3 Ways to Make the Most out of your Cash Savings

Investing Retirement

Interest rates have been on the rise for about a year now, but you may have noticed that the rate on your savings account hasn't budged a bit. According to a recent Bankrate survey, the average interest rate for a savings account is less than 0.25%. Over the past decade, we have become so accustomed to near-zero rates that anything higher than zero might seem like a decent return. In today's market, things move quickly, and if you're wanting to enhance your savings accounts, you might want to consider these three strategies for making the most of your cash savings.

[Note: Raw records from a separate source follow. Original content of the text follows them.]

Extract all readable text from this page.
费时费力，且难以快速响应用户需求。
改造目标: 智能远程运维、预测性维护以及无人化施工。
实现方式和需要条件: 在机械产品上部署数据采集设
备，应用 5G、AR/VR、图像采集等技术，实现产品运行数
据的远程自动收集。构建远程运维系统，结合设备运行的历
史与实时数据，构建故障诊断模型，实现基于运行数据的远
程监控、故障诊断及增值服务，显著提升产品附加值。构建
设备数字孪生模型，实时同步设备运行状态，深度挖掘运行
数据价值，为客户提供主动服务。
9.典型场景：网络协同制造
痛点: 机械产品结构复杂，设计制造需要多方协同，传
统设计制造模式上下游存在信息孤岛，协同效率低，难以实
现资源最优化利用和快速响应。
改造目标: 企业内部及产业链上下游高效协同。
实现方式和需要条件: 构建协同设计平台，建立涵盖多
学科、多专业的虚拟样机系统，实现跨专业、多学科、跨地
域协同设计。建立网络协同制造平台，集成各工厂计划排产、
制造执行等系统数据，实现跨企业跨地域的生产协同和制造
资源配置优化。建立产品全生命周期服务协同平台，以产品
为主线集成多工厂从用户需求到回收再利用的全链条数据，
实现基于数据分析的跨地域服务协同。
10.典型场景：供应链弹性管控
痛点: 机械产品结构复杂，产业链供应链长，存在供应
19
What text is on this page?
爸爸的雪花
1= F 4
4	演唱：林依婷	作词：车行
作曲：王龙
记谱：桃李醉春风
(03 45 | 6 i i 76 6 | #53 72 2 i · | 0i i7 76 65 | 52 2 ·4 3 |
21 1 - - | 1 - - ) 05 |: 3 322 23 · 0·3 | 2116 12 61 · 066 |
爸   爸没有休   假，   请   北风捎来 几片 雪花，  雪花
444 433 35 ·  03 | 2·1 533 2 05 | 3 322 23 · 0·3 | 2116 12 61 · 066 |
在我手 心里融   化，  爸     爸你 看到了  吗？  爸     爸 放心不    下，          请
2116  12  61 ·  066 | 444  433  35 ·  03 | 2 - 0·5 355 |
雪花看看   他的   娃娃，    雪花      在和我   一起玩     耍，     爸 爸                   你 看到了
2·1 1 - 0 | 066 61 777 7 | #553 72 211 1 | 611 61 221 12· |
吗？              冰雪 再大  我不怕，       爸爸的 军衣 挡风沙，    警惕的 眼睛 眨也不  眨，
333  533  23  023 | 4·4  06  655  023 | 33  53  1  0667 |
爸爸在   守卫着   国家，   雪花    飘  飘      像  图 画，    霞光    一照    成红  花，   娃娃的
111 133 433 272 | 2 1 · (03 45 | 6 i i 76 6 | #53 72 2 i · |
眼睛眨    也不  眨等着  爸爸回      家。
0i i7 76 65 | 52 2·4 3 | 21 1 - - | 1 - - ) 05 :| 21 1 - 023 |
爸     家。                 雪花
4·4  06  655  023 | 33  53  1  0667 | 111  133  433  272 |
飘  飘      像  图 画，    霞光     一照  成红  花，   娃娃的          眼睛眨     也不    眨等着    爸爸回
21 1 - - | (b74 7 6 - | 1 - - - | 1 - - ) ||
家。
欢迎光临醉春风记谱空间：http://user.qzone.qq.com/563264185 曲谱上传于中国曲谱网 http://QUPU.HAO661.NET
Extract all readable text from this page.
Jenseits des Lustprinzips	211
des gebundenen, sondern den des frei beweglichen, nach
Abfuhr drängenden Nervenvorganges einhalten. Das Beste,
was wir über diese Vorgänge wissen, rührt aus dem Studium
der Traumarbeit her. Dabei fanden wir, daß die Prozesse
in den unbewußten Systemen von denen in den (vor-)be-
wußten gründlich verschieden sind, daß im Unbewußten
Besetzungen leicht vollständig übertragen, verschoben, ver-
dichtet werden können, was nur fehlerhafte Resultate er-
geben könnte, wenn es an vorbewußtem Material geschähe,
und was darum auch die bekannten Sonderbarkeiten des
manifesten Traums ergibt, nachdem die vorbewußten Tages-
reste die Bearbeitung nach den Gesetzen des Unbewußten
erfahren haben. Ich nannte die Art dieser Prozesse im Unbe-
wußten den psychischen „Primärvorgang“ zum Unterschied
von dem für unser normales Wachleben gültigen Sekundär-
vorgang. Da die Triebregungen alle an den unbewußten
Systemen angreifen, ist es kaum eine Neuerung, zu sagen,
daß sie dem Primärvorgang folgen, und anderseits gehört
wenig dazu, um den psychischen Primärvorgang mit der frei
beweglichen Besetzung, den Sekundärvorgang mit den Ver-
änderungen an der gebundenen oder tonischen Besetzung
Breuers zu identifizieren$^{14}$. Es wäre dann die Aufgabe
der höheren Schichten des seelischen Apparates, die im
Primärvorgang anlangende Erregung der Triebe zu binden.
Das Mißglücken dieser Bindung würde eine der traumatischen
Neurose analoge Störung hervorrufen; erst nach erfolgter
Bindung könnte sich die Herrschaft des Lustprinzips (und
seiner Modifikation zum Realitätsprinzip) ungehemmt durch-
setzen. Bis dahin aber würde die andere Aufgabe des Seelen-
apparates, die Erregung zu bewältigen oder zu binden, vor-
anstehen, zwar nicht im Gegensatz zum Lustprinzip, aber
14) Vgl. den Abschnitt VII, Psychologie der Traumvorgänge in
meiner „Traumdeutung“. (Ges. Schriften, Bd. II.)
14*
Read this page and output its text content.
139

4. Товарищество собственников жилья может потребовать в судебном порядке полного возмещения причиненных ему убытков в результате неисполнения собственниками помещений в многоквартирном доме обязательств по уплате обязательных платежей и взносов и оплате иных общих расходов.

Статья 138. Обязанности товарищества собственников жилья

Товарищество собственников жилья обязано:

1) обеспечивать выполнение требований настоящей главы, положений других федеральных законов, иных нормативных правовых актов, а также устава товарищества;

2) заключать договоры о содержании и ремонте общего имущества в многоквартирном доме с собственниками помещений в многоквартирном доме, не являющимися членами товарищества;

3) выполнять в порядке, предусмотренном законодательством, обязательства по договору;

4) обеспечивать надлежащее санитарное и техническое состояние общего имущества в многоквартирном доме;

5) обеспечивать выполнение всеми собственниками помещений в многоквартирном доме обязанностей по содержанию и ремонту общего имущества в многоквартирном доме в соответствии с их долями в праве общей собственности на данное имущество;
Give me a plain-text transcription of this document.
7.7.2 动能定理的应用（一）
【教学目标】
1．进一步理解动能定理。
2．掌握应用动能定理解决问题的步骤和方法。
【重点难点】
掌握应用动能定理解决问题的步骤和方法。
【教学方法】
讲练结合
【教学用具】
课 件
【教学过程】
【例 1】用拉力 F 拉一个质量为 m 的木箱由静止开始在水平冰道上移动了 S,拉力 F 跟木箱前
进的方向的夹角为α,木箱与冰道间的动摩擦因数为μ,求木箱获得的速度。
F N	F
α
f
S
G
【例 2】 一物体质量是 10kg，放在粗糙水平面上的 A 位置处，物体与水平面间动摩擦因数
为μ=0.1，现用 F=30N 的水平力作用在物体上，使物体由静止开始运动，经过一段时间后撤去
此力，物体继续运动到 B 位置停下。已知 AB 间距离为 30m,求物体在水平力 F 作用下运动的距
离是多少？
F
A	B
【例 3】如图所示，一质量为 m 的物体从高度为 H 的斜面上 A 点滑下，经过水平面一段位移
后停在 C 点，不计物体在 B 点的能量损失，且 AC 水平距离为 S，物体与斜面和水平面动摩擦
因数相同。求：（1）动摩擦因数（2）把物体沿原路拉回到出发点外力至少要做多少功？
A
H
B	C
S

High-Yield Savings with Online Banks

While you may be used to the brick-and-mortar feel off a local bank branch, online banks can be a good alternative for savers who are looking to increase their interest income on their bank accounts. Banks like SoFi, Ally, or Marcus are all currently offering rates above 3.25% for FDIC-insured savings accounts. FDIC insurance provides protection to savers of up to $250,000 per owner in the event of a bank failure, so these are generally considered to be "safe" places to park your cash, as long as you remain under the insurance limits. If you're considering an online bank, make sure you're aware of any promotional "teaser" rates that may only apply up to certain deposit amounts, such as 3% on the first $50,000, then 0.25% on balances above $50,000.

High-Yield CD

With a certificate of deposit (CD) you're trading liquidity for a higher interest rate. CD rates have risen with the overall move up in interest rates over the past year. As of the time of this blog post, there are several options for FDIC-insured high-yield 6-month CDs with an annual percentage yield (APY) higher than 4.25%. One strategy may be to ladder your CDs, which is a technique of purchasing multiple CDs with different maturity dates. This strategy may work well if interest rates continue to rise, as your shorter-term CDs will mature and you'll be able to reinvest at higher rates. However, if rates begin to fall, you'll be glad you have your longer-term CDs paying rates that may not be available on the marketplace any longer.

Ultra-Short Bond Funds

An alternative to money market funds, ultra-short bond funds may be a good option for savers with more than enough cash parked in an emergency fund and are comfortable taking slightly more risk. Short term bonds are riskier than FDIC-insured accounts because the borrower of the funds may not be able to pay back the money. Because of this additional risk, bonds typically pay a higher rate of interest to their investors. Some of this risk can be managed by careful selection and due diligence, but it can never be completely eliminated. Currently you can find short-duration bond funds that have 30-day SEC yields near 4.5%.